Тут я остановилась и долго сидела, подперев голову руками. Я медленно писала – на то, чтобы изложить эти путаные мысли, у меня ушел час. Я покраснела от стыда, подумав, что Уилл-то, скорее всего, прекрасно пишет и может решить, что я невежественна и глупа, раз не могу выписывать буквы, скользя по странице.
Но потом я услышала, как часы пробили полдень, горничная постучалась в дверь, и я велела ей идти прочь, сказав, что спущусь к завтраку через минуту. Я положила голову на бюро, на бумагу, и застонала, словно меня ранили, вонзили мне нож в самое сердце.
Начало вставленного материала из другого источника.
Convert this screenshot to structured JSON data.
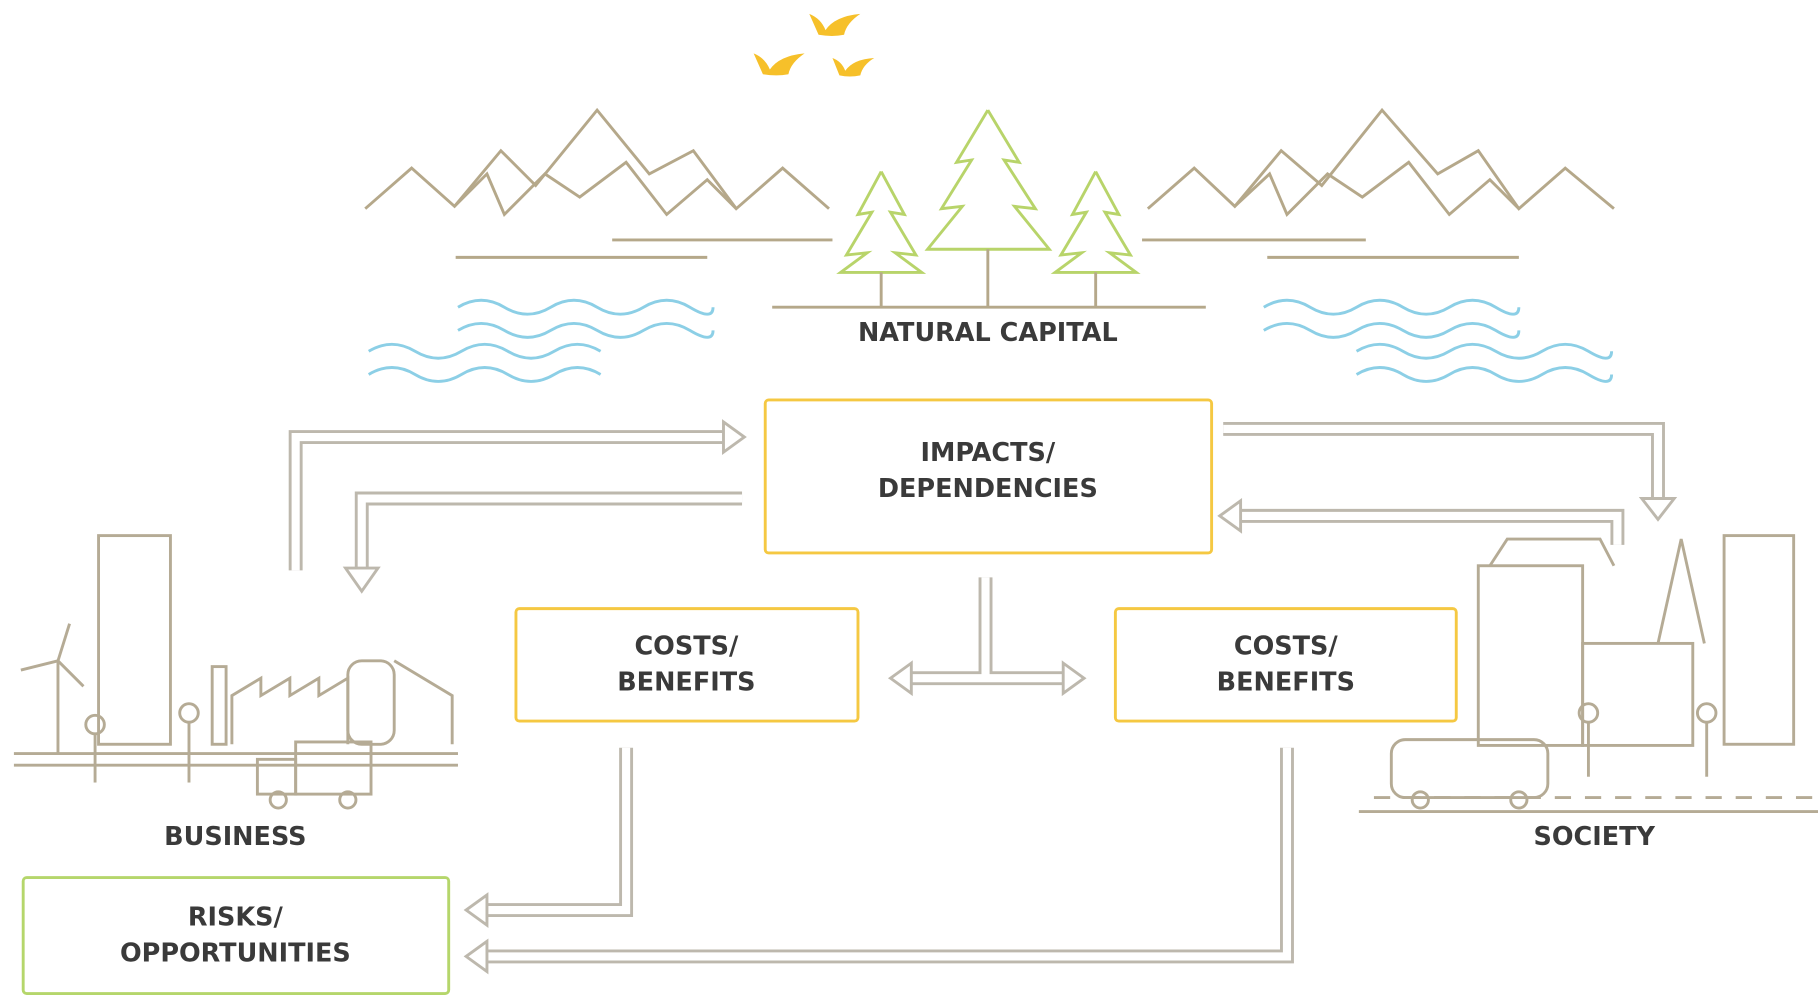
{
  "labels": {
    "natural_capital": "NATURAL CAPITAL",
    "business": "BUSINESS",
    "society": "SOCIETY"
  },
  "boxes": [
    {
      "lines": [
        "IMPACTS/",
        "DEPENDENCIES"
      ]
    },
    {
      "lines": [
        "COSTS/",
        "BENEFITS"
      ]
    },
    {
      "lines": [
        "COSTS/",
        "BENEFITS"
      ]
    },
    {
      "lines": [
        "RISKS/",
        "OPPORTUNITIES"
      ]
    }
  ]
}
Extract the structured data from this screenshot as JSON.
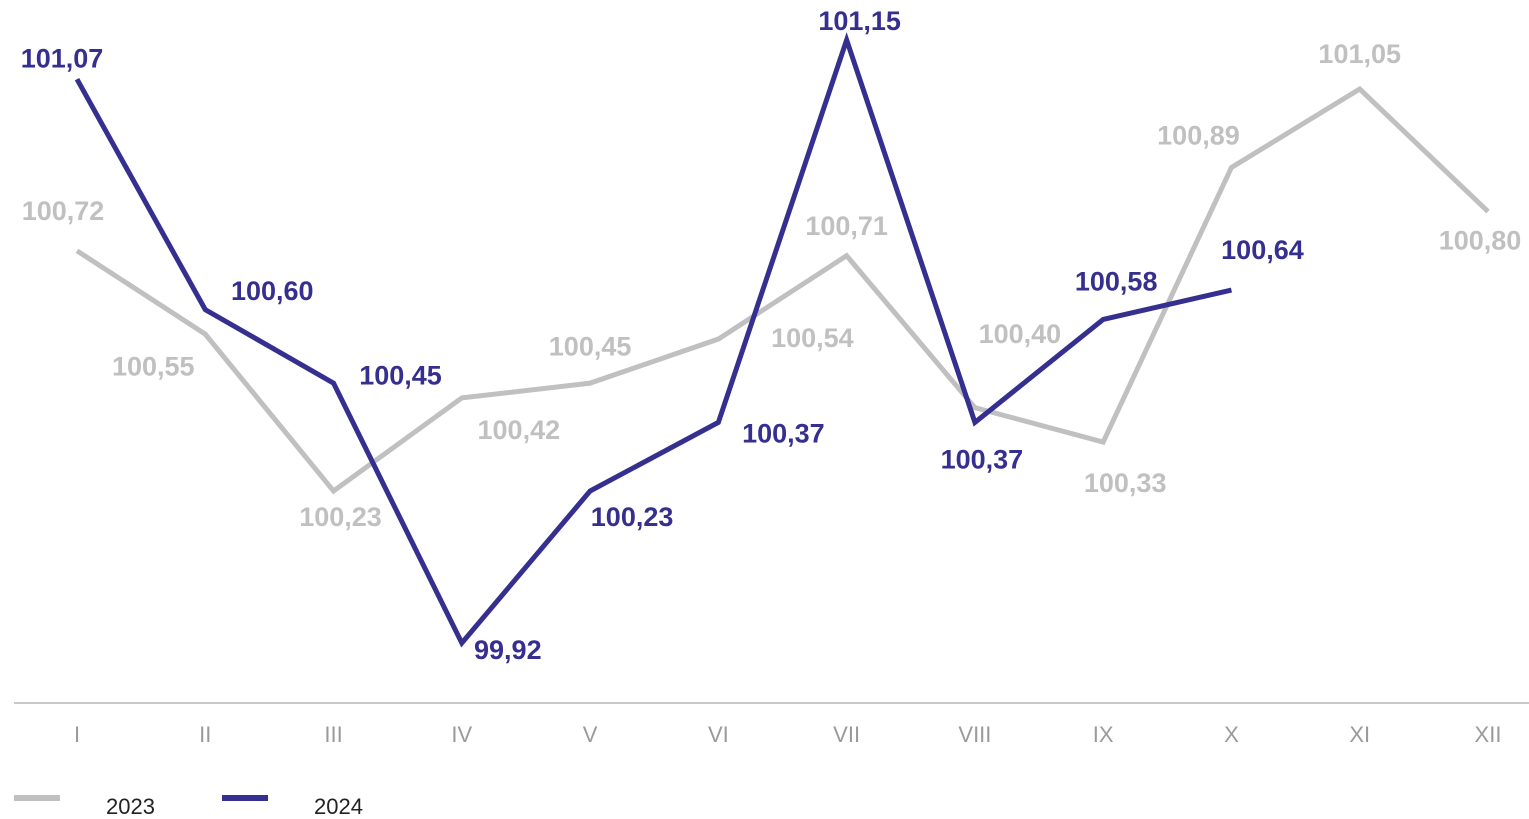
{
  "chart_data": {
    "type": "line",
    "categories": [
      "I",
      "II",
      "III",
      "IV",
      "V",
      "VI",
      "VII",
      "VIII",
      "IX",
      "X",
      "XI",
      "XII"
    ],
    "series": [
      {
        "name": "2023",
        "color": "#c0c0c0",
        "values": [
          100.72,
          100.55,
          100.23,
          100.42,
          100.45,
          100.54,
          100.71,
          100.4,
          100.33,
          100.89,
          101.05,
          100.8
        ],
        "value_labels": [
          "100,72",
          "100,55",
          "100,23",
          "100,42",
          "100,45",
          "100,54",
          "100,71",
          "100,40",
          "100,33",
          "100,89",
          "101,05",
          "100,80"
        ]
      },
      {
        "name": "2024",
        "color": "#352f8f",
        "values": [
          101.07,
          100.6,
          100.45,
          99.92,
          100.23,
          100.37,
          101.15,
          100.37,
          100.58,
          100.64,
          null,
          null
        ],
        "value_labels": [
          "101,07",
          "100,60",
          "100,45",
          "99,92",
          "100,23",
          "100,37",
          "101,15",
          "100,37",
          "100,58",
          "100,64",
          null,
          null
        ]
      }
    ]
  }
}
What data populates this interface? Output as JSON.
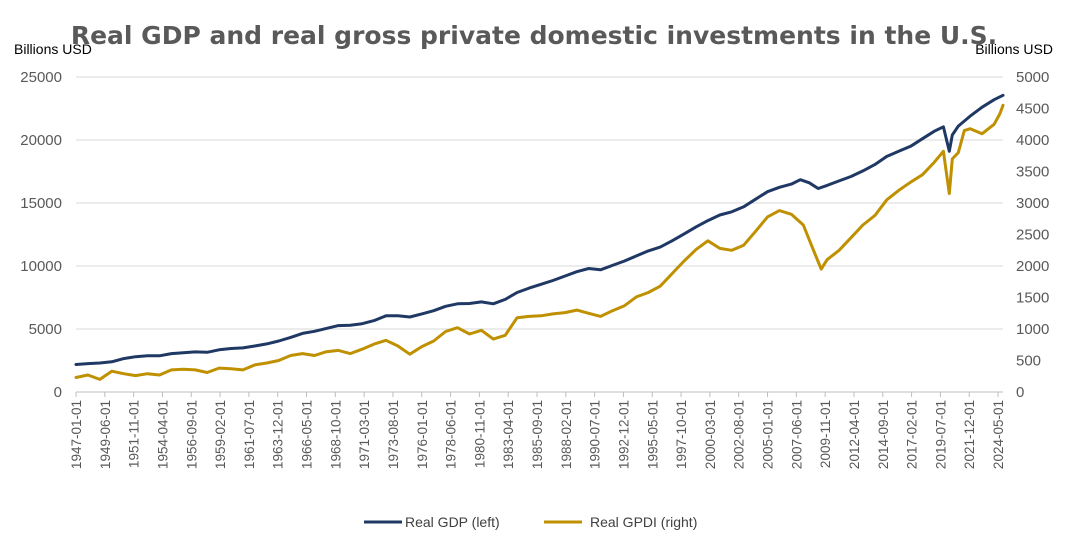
{
  "chart_data": {
    "type": "line",
    "title": "Real GDP and real gross private domestic investments in the U.S.",
    "left_axis_title": "Billions USD",
    "right_axis_title": "Billions USD",
    "y_left_ticks": [
      "0",
      "5000",
      "10000",
      "15000",
      "20000",
      "25000"
    ],
    "y_right_ticks": [
      "0",
      "500",
      "1000",
      "1500",
      "2000",
      "2500",
      "3000",
      "3500",
      "4000",
      "4500",
      "5000"
    ],
    "ylim_left": [
      0,
      25000
    ],
    "ylim_right": [
      0,
      5000
    ],
    "x_tick_labels": [
      "1947-01-01",
      "1949-06-01",
      "1951-11-01",
      "1954-04-01",
      "1956-09-01",
      "1959-02-01",
      "1961-07-01",
      "1963-12-01",
      "1966-05-01",
      "1968-10-01",
      "1971-03-01",
      "1973-08-01",
      "1976-01-01",
      "1978-06-01",
      "1980-11-01",
      "1983-04-01",
      "1985-09-01",
      "1988-02-01",
      "1990-07-01",
      "1992-12-01",
      "1995-05-01",
      "1997-10-01",
      "2000-03-01",
      "2002-08-01",
      "2005-01-01",
      "2007-06-01",
      "2009-11-01",
      "2012-04-01",
      "2014-09-01",
      "2017-02-01",
      "2019-07-01",
      "2021-12-01",
      "2024-05-01"
    ],
    "grid": "horizontal",
    "legend_position": "bottom",
    "colors": {
      "gdp": "#1f3864",
      "gpdi": "#bf9000",
      "grid": "#d9d9d9",
      "axis": "#bfbfbf"
    },
    "series": [
      {
        "name": "Real GDP (left)",
        "axis": "left",
        "color": "#1f3864",
        "x": [
          1947.0,
          1948.0,
          1949.0,
          1950.0,
          1951.0,
          1952.0,
          1953.0,
          1954.0,
          1955.0,
          1956.0,
          1957.0,
          1958.0,
          1959.0,
          1960.0,
          1961.0,
          1962.0,
          1963.0,
          1964.0,
          1965.0,
          1966.0,
          1967.0,
          1968.0,
          1969.0,
          1970.0,
          1971.0,
          1972.0,
          1973.0,
          1974.0,
          1975.0,
          1976.0,
          1977.0,
          1978.0,
          1979.0,
          1980.0,
          1981.0,
          1982.0,
          1983.0,
          1984.0,
          1985.0,
          1986.0,
          1987.0,
          1988.0,
          1989.0,
          1990.0,
          1991.0,
          1992.0,
          1993.0,
          1994.0,
          1995.0,
          1996.0,
          1997.0,
          1998.0,
          1999.0,
          2000.0,
          2001.0,
          2002.0,
          2003.0,
          2004.0,
          2005.0,
          2006.0,
          2007.0,
          2007.75,
          2008.5,
          2009.25,
          2010.0,
          2011.0,
          2012.0,
          2013.0,
          2014.0,
          2015.0,
          2016.0,
          2017.0,
          2018.0,
          2019.0,
          2019.75,
          2020.25,
          2020.5,
          2021.0,
          2022.0,
          2023.0,
          2024.0,
          2024.75
        ],
        "values": [
          2180,
          2250,
          2300,
          2400,
          2650,
          2800,
          2880,
          2870,
          3050,
          3120,
          3180,
          3150,
          3350,
          3450,
          3500,
          3650,
          3820,
          4050,
          4330,
          4650,
          4820,
          5050,
          5270,
          5300,
          5420,
          5670,
          6050,
          6050,
          5950,
          6200,
          6450,
          6800,
          7000,
          7020,
          7150,
          7000,
          7350,
          7900,
          8250,
          8550,
          8850,
          9200,
          9550,
          9800,
          9700,
          10050,
          10400,
          10800,
          11200,
          11500,
          12000,
          12550,
          13100,
          13600,
          14050,
          14300,
          14700,
          15300,
          15900,
          16250,
          16500,
          16850,
          16600,
          16150,
          16400,
          16750,
          17100,
          17550,
          18050,
          18700,
          19100,
          19500,
          20100,
          20700,
          21050,
          19100,
          20400,
          21100,
          21900,
          22600,
          23200,
          23550
        ]
      },
      {
        "name": "Real GPDI (right)",
        "axis": "right",
        "color": "#bf9000",
        "x": [
          1947.0,
          1948.0,
          1949.0,
          1950.0,
          1951.0,
          1952.0,
          1953.0,
          1954.0,
          1955.0,
          1956.0,
          1957.0,
          1958.0,
          1959.0,
          1960.0,
          1961.0,
          1962.0,
          1963.0,
          1964.0,
          1965.0,
          1966.0,
          1967.0,
          1968.0,
          1969.0,
          1970.0,
          1971.0,
          1972.0,
          1973.0,
          1974.0,
          1975.0,
          1976.0,
          1977.0,
          1978.0,
          1979.0,
          1980.0,
          1981.0,
          1982.0,
          1983.0,
          1984.0,
          1985.0,
          1986.0,
          1987.0,
          1988.0,
          1989.0,
          1990.0,
          1991.0,
          1992.0,
          1993.0,
          1994.0,
          1995.0,
          1996.0,
          1997.0,
          1998.0,
          1999.0,
          2000.0,
          2001.0,
          2002.0,
          2003.0,
          2004.0,
          2005.0,
          2006.0,
          2007.0,
          2008.0,
          2008.75,
          2009.5,
          2010.0,
          2011.0,
          2012.0,
          2013.0,
          2014.0,
          2015.0,
          2016.0,
          2017.0,
          2018.0,
          2019.0,
          2019.75,
          2020.25,
          2020.5,
          2021.0,
          2021.5,
          2022.0,
          2023.0,
          2024.0,
          2024.5,
          2024.75
        ],
        "values": [
          230,
          270,
          200,
          330,
          290,
          260,
          290,
          270,
          350,
          360,
          350,
          310,
          380,
          370,
          350,
          430,
          460,
          500,
          580,
          610,
          580,
          640,
          660,
          610,
          680,
          760,
          820,
          730,
          600,
          720,
          810,
          960,
          1020,
          920,
          980,
          840,
          900,
          1180,
          1200,
          1210,
          1240,
          1260,
          1300,
          1250,
          1200,
          1290,
          1370,
          1510,
          1580,
          1680,
          1880,
          2080,
          2260,
          2400,
          2280,
          2250,
          2330,
          2550,
          2780,
          2880,
          2820,
          2650,
          2300,
          1950,
          2100,
          2250,
          2450,
          2650,
          2800,
          3050,
          3200,
          3330,
          3450,
          3650,
          3820,
          3150,
          3700,
          3800,
          4150,
          4180,
          4100,
          4250,
          4420,
          4550
        ]
      }
    ]
  }
}
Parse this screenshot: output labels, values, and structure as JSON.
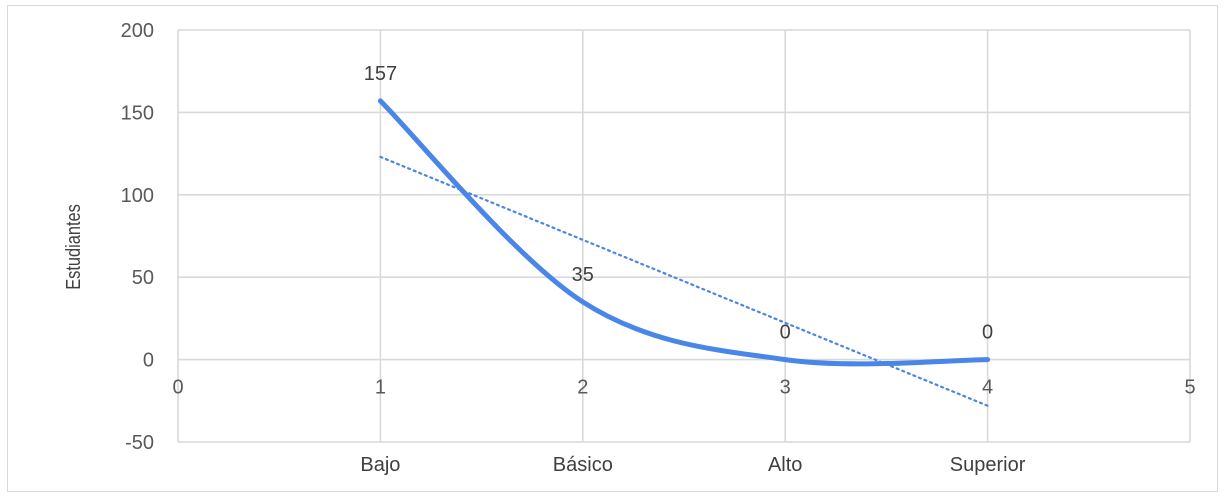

Я была больна, совсем больна, но не могла понять, отчего. Когда я думала о красной полосе на его щеке и о том, как он рассказывал мне про свою Бекки, мне хотелось отшвырнуть всю свою писанину.
Я потянула к себе лист бумаги, понимая, что я тону во лжи, что я пала слишком низко для гнева и гордости. Слишком низко даже для того, чтобы говорить любезности о его женщине. Я упала туда, где было мое место. Где оно было всегда. И даже ниже. Потому что я уже не была холодной, как лед, Мамзель Меридон, танцующей на лошади. Я не была и потаскухой Меридон, укротительницей лошадей, которая могла заставить па плеваться от злости. Теперь я стала кем-то, чьего имени я не знала, кто тосковал, страстно тосковал о ком-то, кого можно любить!